Süddeutsche Zeitung - Rezension
Süddeutsche Zeitung | Besprechung von 13.03.2012

Frau, Fachkraft,
Fliegerin
Thomas Medicus erzählt das Leben der Ingenieurpilotin
Melitta von Stauffenberg  Von Johannes Willms
Wie bekannt, ging eine bürgerliche und technikbegeisterte Elite dem Nationalsozialismus dienstbeflissen auf den Leim. Deren Phänotyp ist der Leibarchitekt des Führers, der spätere Rüstungsminister Albert Speer, der neben Hitler und Goebbels den wohl größten Anteil daran hatte, dass das „Tausendjährige Reich“ zwölf Jahre bestand. Unter der großen Schar von Wissenschaftlern und Technikfreaks, die sich auf den Spielwiesen tummelten, die ihnen ein auf Maximierung des militärischen Zerstörungspotentials versessenes Regime zur Verfügung stellte, waren auch einige Frauen. Wenn sie „ihren Mann“ standen, aber dennoch mit weiblicher Grazie bestachen, dann erfreuten sie sich des mit manchen Vorteilen garnierten Vorzugs, dass das Regime sich mit ihnen ostentativ schmückte.

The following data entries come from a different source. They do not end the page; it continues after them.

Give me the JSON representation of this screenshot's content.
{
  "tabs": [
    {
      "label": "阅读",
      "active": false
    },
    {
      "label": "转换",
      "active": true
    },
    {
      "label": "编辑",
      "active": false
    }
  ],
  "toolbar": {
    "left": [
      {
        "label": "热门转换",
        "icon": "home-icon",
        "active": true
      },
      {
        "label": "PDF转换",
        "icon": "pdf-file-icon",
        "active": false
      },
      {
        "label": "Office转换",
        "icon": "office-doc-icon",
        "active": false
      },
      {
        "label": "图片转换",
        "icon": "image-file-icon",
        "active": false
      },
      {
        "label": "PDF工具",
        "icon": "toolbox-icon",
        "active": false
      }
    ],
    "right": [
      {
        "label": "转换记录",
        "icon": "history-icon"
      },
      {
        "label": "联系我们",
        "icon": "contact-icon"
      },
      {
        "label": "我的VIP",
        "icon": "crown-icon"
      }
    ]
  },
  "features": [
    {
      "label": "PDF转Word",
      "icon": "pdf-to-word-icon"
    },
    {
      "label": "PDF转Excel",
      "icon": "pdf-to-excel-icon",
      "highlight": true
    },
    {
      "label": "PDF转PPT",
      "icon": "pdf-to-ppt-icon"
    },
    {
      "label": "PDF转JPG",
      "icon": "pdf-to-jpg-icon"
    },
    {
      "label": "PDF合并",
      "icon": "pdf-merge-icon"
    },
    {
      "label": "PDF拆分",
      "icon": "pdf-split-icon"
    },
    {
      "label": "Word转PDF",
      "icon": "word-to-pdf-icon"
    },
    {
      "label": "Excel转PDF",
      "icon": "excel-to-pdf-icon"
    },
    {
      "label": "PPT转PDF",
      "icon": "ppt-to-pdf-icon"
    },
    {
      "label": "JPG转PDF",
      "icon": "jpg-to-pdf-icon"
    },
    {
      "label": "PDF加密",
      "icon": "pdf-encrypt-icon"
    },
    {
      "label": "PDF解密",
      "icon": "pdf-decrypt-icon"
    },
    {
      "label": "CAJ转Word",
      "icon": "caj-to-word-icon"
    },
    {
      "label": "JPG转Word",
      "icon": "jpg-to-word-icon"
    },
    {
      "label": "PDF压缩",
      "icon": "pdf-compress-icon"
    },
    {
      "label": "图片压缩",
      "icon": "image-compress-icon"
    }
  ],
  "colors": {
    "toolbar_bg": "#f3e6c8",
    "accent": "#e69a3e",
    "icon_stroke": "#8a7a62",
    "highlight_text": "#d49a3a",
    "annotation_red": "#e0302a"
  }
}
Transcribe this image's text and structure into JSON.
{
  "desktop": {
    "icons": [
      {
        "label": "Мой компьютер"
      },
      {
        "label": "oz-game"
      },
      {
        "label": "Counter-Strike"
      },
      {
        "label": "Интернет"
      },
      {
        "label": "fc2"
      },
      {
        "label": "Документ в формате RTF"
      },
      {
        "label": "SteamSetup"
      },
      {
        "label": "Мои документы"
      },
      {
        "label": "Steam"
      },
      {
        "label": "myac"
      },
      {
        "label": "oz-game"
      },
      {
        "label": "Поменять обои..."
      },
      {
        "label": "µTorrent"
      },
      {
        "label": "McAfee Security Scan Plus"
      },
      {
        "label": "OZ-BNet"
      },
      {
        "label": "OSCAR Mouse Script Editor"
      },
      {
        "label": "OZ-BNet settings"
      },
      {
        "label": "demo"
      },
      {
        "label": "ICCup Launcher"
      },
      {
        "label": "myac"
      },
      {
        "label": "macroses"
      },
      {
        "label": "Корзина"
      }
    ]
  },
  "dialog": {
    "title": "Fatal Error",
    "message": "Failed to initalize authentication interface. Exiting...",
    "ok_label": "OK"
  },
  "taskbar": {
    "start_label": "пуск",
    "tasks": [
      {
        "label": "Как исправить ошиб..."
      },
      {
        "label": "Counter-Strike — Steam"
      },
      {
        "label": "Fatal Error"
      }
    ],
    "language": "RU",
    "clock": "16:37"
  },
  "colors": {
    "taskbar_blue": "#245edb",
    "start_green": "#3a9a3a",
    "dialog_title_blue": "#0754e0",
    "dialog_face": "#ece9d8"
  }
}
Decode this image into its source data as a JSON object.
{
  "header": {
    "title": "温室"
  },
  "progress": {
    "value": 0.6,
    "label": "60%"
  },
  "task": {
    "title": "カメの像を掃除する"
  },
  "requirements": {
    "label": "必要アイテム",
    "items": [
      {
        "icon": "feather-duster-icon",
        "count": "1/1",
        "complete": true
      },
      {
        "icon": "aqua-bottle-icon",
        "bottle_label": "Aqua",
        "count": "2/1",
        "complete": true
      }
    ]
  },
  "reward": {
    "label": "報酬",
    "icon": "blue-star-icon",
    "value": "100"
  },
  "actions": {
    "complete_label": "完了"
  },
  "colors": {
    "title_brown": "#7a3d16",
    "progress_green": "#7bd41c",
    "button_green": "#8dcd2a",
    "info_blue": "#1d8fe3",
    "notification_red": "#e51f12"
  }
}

Das galt zumal für Frauen, die sich in der männlichen Domäne der Fliegerei tummelten. Eine von ihnen war Melitta Schiller, die 1903 in Krotoschin im westpreußischen Posen als drittes von fünf Kindern des Königlich Preußischen Landesbauinspektors geboren wurde. Unter den rund 50 Geschlechtsgenossinnen, denen es bis zum Ende des Zweiten Weltkriegs gelang, im Flugwesen zu brillieren, behauptet Melitta Schiller in vieler Hinsicht eine Ausnahmestellung. Die Gründe, die dafür den Ausschlag gaben, hat Thomas Medicus in einer brillant geschriebenen und dokumentierten Biographie entfaltet, die erhellt, was unvorstellbar erscheint: die Pathogenese einer deutsch-jüdischen Assimilation in Zeiten des massenmörderischen Antisemitismus. Das mutet ungeheuerlich an, allein der Lebensweg der Melitta Schiller, wie ihn Thomas Medicus akribisch schildert, liefert dafür die unumstößliche Evidenz.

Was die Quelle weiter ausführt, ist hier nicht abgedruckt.